Latest Inquiries - Data Extraction Software

Data different positions

Submitted: 3/13/2017

Hello!

I am scraping course data from the following website: http://xstudy.eu/find-bachelor-master-programmes.0.html?


I am having the following problem, in some pages, there are some information missing (such as office hours). and the information listed below (like internet) is therefore moved up. In this way, in my final excel sheet for some courses I will have Internet or other info under the wrong column. 

Example course all info: http://xstudy.eu/bachelor-master-programme.0.html?&tx_assearchengine_pi7[program]=109303

Example course missing info: http://xstudy.eu/bachelor-master-programme.0.html?&tx_assearchengine_pi7[program]=80173


Also, can you please check if the two page navigation templates are correst?

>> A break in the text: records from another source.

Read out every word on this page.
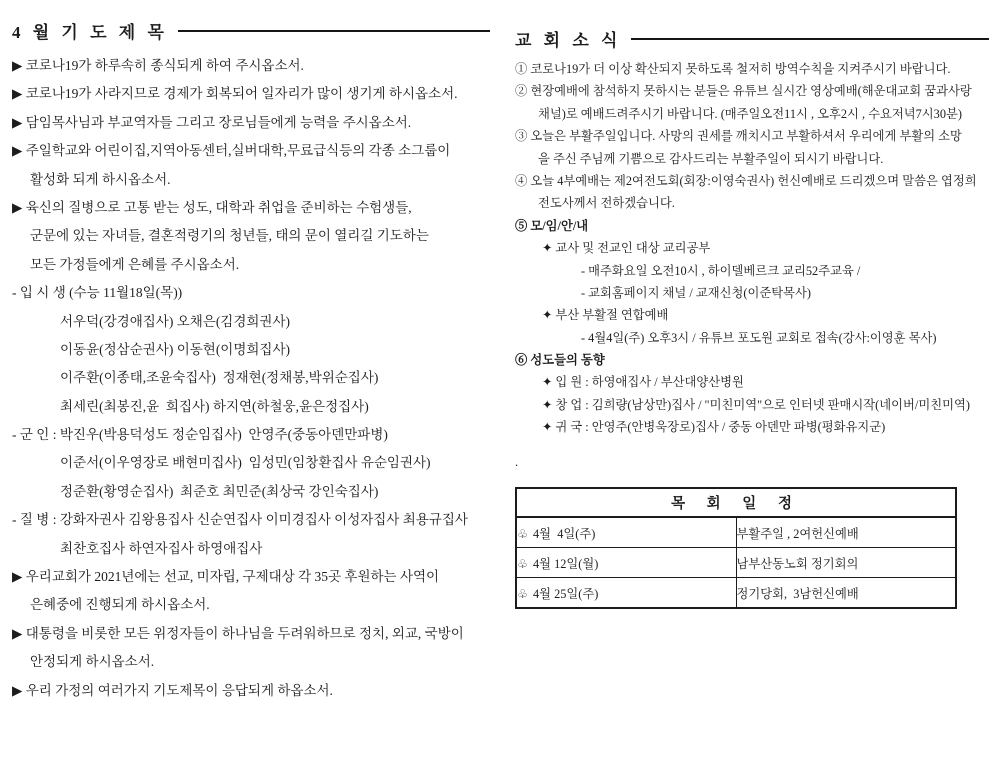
4 월 기 도 제 목
▶ 코로나19가 하루속히 종식되게 하여 주시옵소서.
▶ 코로나19가 사라지므로 경제가 회복되어 일자리가 많이 생기게 하시옵소서.
▶ 담임목사님과 부교역자들 그리고 장로님들에게 능력을 주시옵소서.
▶ 주일학교와 어린이집,지역아동센터,실버대학,무료급식등의 각종 소그룹이
활성화 되게 하시옵소서.
▶ 육신의 질병으로 고통 받는 성도, 대학과 취업을 준비하는 수험생들,
군문에 있는 자녀들, 결혼적령기의 청년들, 태의 문이 열리길 기도하는
모든 가정들에게 은혜를 주시옵소서.
- 입 시 생 (수능 11월18일(목))
서우덕(강경애집사) 오채은(김경희권사)
이동윤(정삼순권사) 이동현(이명희집사)
이주환(이종태,조윤숙집사)  정재현(정채봉,박위순집사)
최세린(최봉진,윤  희집사) 하지연(하철웅,윤은정집사)
- 군 인 : 박진우(박용덕성도 정순임집사)  안영주(중동아덴만파병)
이준서(이우영장로 배현미집사)  임성민(임창환집사 유순임권사)
정준환(황영순집사)  최준호 최민준(최상국 강인숙집사)
- 질 병 : 강화자권사 김왕용집사 신순연집사 이미경집사 이성자집사 최용규집사
최찬호집사 하연자집사 하영애집사
▶ 우리교회가 2021년에는 선교, 미자립, 구제대상 각 35곳 후원하는 사역이
은혜중에 진행되게 하시옵소서.
▶ 대통령을 비롯한 모든 위정자들이 하나님을 두려워하므로 정치, 외교, 국방이
안정되게 하시옵소서.
▶ 우리 가정의 여러가지 기도제목이 응답되게 하옵소서.
교 회 소 식
① 코로나19가 더 이상 확산되지 못하도록 철저히 방역수칙을 지켜주시기 바랍니다.
② 현장예배에 참석하지 못하시는 분들은 유튜브 실시간 영상예배(해운대교회 꿈과사랑
채널)로 예배드려주시기 바랍니다. (매주일오전11시 , 오후2시 , 수요저녁7시30분)
③ 오늘은 부활주일입니다. 사망의 권세를 깨치시고 부활하셔서 우리에게 부활의 소망
을 주신 주님께 기쁨으로 감사드리는 부활주일이 되시기 바랍니다.
④ 오늘 4부예배는 제2여전도회(회장:이영숙권사) 헌신예배로 드리겠으며 말씀은 엽정희
전도사께서 전하겠습니다.
⑤ 모/임/안/내
✦ 교사 및 전교인 대상 교리공부
- 매주화요일 오전10시 , 하이델베르크 교리52주교육 /
- 교회홈페이지 채널 / 교재신청(이준탁목사)
✦ 부산 부활절 연합예배
- 4월4일(주) 오후3시 / 유튜브 포도원 교회로 접속(강사:이영훈 목사)
⑥ 성도들의 동향
✦ 입 원 : 하영애집사 / 부산대양산병원
✦ 창 업 : 김희량(남상만)집사 / "미친미역"으로 인터넷 판매시작(네이버/미친미역)
✦ 귀 국 : 안영주(안병욱장로)집사 / 중동 아덴만 파병(평화유지군)
.
목 회 일 정	
♧ 4월  4일(주)	부활주일 , 2여헌신예배
♧ 4월 12일(월)	남부산동노회 정기회의
♧ 4월 25일(주)	정기당회,  3남헌신예배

Because when I create the list for "list of link" template It includes all the numbers in the row, including the symbol for next page (>>) and the number of the last page (3398). I therefore selected 5 in list options - count. Is that correct?


Here below you fing the project attached


Thank you

Federica

Xstudy_2017_all.rip

Replied: 3/13/2017 2:12:43 PM

Hi Federica,

This is  because some element is in different position. To avoid this, you can use filtering: For office hours, for example, select the data, then right click in "Office Hours", choose Add Filter > Must Have Text "Office Hours". This will solve the problem.

For pagenavigation, I modified the xpath. It should work now.


Best regards,

Xstudy_2017_all.rip

Replied: 3/15/2017 5:22:19 PM

Hi,

You can scrape the URL list first for all pagenavigation and don't go to individual pages. After you get the links for all the pagination, you can create a separate agent that will scrape the details page and use the URLs you have collected as an input of List of Start URL in Project Options.

Best regards,

Replied: 3/15/2017 3:25:00 PM

Hello!


Thank you, I added the filter and it worked properly for almost 5000 entries but then it just stops and extract the data. Although, I have to scrape almost 70.000 entries. Is there a way to fix it, or do it in different tranches?


Thank you


Federica

Xstudy_2017_all_CS.rip